Domingo de la Semana 8ª del Tiempo Ordinario. Ciclo C – 3 de marzo 2019
Lectura del Santo Evangelio según San Lucas 6, 39 – 45

Uno de los títulos que tanto los discípulos como sus enemigos solían dar a Jesús es el de Maestro . En la lectura del Evangelio (San Lucas 6, 39 – 45) veremos claramente cómo Jesús se hace merecedor de este título ya que conoce profundamente lo que está dentro del corazón del hombre. Podríamos decir que penetra en las honduras más recónditas del alma y del espíritu para explicar de manera sencilla una verdad difícil de negar: es más fácil reconocer los defectos del otro que los propios y «de lo que rebosa el corazón habla la boca». El libro del Eclesiástico (Eclesiástico 27, 4-7), en su milenaria sabiduría, nos hablará del mismo tema: la palabra manifiesta el pensamiento del hombre. La carta a los Corintios es una exhortación a mantenerse firmes en la Palabra de Dios que ha tenido pleno cumplimiento en Jesucristo: vencedor del pecado y de la muerte (primera carta de San Pablo a los Corintios 15, 54 – 58).

La brizna y la viga

El Evangelio de este Domingo debemos de ubicarlo en lo que se llama «el sermón de la llanura» ya que hace parte del ministerio de Jesús en Galilea. Este pasaje es eminentemente kerigmático y nos revela la agudeza, profundidad y claridad del «Maestro Bueno». Jesús conoce y observa la conducta del hombre y descubre la incoherencia cuando se trata de juzgar las acciones del prójimo en relación a las propias. Hacia el otro usamos una medida estricta y rígida; pero cuando se trata de juzgar las propias acciones sacamos un metro flexible y elástico. Y esto resulta tan evidente que a menudo raya en lo ridículo. Somos severos para juzgar a los demás y benevolentes para juzgar nuestra propia conducta. Cualquier pequeña falta del prójimo la declaramos grave e imperdonable y hasta nos horrorizamos de su maldad; pero cuando nosotros hacemos lo mismo, podemos citar inmediatamente mil disculpas de manera que nos resulta siempre explicable y comprensible.

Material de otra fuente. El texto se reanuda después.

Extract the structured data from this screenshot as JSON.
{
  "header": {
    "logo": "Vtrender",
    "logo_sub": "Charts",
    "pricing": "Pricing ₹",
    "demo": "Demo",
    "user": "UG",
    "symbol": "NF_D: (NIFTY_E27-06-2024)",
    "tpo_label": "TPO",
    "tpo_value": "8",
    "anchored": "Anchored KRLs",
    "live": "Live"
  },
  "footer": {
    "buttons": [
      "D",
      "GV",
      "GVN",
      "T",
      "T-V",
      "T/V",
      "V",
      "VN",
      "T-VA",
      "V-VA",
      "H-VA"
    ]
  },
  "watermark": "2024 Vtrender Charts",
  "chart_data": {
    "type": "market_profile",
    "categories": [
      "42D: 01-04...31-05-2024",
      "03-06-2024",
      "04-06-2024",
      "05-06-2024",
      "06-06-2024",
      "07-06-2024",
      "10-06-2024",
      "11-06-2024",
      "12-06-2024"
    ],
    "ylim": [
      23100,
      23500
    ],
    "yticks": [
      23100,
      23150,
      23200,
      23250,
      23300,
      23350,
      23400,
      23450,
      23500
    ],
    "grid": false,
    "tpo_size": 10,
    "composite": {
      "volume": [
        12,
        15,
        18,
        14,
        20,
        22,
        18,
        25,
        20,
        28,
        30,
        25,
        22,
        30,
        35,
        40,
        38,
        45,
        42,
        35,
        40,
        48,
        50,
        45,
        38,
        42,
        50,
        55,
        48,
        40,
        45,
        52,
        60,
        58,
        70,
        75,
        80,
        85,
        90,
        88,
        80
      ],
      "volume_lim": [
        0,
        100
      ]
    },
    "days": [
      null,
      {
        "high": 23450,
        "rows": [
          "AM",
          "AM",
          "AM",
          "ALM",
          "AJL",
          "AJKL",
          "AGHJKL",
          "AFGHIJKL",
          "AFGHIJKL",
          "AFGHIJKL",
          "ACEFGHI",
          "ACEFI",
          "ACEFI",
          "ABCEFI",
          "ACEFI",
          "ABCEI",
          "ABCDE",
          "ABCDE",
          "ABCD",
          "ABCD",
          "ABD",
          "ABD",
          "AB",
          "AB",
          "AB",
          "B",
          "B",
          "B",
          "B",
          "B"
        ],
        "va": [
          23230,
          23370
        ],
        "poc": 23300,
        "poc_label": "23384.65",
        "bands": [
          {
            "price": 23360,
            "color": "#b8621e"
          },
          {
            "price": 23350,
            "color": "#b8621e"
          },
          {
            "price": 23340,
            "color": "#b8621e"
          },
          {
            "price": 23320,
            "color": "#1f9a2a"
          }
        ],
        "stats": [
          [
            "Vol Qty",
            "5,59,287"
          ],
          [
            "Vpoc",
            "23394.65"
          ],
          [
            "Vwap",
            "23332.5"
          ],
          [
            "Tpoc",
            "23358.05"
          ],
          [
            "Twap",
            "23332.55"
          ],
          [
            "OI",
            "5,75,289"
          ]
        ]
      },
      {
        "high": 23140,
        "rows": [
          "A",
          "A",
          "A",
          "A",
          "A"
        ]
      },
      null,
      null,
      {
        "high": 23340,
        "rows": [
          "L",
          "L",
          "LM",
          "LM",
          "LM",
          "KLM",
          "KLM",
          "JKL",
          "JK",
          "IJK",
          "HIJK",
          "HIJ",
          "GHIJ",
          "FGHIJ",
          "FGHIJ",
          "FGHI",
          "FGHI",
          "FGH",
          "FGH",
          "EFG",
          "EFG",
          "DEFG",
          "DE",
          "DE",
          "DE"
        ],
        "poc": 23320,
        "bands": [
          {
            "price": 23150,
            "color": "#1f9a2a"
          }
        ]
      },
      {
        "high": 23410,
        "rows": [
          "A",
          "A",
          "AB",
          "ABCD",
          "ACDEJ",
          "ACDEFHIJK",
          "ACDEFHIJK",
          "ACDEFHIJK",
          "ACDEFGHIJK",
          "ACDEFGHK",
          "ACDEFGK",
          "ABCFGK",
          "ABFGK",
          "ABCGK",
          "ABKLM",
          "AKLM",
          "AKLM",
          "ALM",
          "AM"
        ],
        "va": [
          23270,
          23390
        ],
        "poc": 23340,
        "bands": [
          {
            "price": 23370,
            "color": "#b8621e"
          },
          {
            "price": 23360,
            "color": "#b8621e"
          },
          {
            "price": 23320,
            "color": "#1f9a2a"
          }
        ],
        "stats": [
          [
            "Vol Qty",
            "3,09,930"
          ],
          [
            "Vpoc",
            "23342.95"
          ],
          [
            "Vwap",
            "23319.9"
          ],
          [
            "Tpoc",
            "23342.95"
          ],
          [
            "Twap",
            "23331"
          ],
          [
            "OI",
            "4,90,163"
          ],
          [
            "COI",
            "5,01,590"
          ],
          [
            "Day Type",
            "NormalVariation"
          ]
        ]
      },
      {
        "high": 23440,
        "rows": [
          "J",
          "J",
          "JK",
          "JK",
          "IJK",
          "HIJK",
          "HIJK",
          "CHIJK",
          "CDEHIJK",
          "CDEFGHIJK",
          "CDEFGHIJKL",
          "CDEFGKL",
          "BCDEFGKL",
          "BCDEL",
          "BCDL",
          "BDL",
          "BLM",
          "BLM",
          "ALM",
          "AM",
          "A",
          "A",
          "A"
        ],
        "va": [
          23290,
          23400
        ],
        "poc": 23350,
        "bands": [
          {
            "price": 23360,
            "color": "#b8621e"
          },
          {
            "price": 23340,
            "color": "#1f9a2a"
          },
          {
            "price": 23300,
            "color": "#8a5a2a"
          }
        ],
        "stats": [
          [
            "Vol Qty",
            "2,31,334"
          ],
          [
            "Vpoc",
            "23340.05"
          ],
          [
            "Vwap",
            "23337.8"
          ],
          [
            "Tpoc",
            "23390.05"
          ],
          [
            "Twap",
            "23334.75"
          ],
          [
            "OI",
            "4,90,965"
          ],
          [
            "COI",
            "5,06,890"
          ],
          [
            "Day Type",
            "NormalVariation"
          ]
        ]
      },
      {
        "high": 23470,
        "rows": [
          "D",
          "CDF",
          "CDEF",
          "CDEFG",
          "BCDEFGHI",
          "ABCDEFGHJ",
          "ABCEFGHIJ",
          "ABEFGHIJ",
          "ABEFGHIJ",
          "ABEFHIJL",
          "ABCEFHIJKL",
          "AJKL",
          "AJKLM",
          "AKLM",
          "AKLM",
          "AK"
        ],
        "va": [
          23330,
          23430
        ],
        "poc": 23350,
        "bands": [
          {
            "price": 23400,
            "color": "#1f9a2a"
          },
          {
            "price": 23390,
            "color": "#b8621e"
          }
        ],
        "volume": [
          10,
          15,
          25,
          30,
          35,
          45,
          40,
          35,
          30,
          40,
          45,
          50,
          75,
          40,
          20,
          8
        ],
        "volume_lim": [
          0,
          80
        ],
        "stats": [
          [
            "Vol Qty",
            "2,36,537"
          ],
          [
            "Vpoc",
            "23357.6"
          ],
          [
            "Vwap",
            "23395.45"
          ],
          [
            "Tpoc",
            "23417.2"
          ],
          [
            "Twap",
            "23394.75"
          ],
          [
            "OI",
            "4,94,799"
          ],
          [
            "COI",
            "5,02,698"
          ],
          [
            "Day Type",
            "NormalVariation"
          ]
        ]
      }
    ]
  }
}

Cambiar esta aproximación hacia nosotros y hacia el prójimo es lo que se llama «convertirse». En efecto, el Evangelio nos enseña a ser severos en juzgar nuestras propias faltas y pecados; y nos invita a reconocerlos con humildad y sin atenuantes en el sacramento de la Reconciliación. Por otro lado, nos llama a ser tolerantes y comprensivos con las faltas del prójimo. ¿Quién no recuerda la bella descripción que hace San Pablo de la caridad, como la virtud fundamental cristiana? «La caridad todo lo excusa, todo lo cree, todo lo espera, todo lo soporta» (1Cr 13,7).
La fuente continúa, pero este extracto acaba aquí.